Une étincelle d’espoir éclata dans le cœur d’Evannah. Les fénékos vivaient dans Ixarian. Ce n’était pas sa destination, mais celle de Lyzel. Que se passerait-il si elle les rencontrait dans Ermyr ? Y avait-il moyen de les convaincre de mettre les pieds dans Maciurim ?
– Est-ce qu’ils sont déjà venus dans votre dimension ? s’enquit l’humaine.
– Pas encore, répondit la première geôlière. Les fénékos devraient arriver bientôt.
– Oh ! s’exclama le Marionnettiste, anxieux.
– Ne nous laissez pas ici ! les supplia Evannah.

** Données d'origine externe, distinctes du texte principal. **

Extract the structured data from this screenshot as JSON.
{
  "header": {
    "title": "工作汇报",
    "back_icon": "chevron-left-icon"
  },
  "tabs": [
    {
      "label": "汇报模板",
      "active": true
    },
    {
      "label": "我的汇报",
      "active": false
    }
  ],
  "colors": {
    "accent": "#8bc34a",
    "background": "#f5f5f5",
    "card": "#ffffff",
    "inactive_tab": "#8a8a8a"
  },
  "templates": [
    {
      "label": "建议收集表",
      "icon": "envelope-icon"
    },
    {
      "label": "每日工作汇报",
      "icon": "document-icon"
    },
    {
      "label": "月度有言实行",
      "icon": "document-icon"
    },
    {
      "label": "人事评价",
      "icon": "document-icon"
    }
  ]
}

Nous devons les rencontrer !
– Ce n’est pas clair pour vous ? s’emporta la deuxième vupsan. Les problèmes de Leïvron ne sont pas les vôtres ! D’ailleurs, je veux bien croire à l’histoire de la moadrin, mais toi et l’autre humain… Qu’est-ce que vous faites ici ? Vous n’êtes pas bien armés pour des guerriers.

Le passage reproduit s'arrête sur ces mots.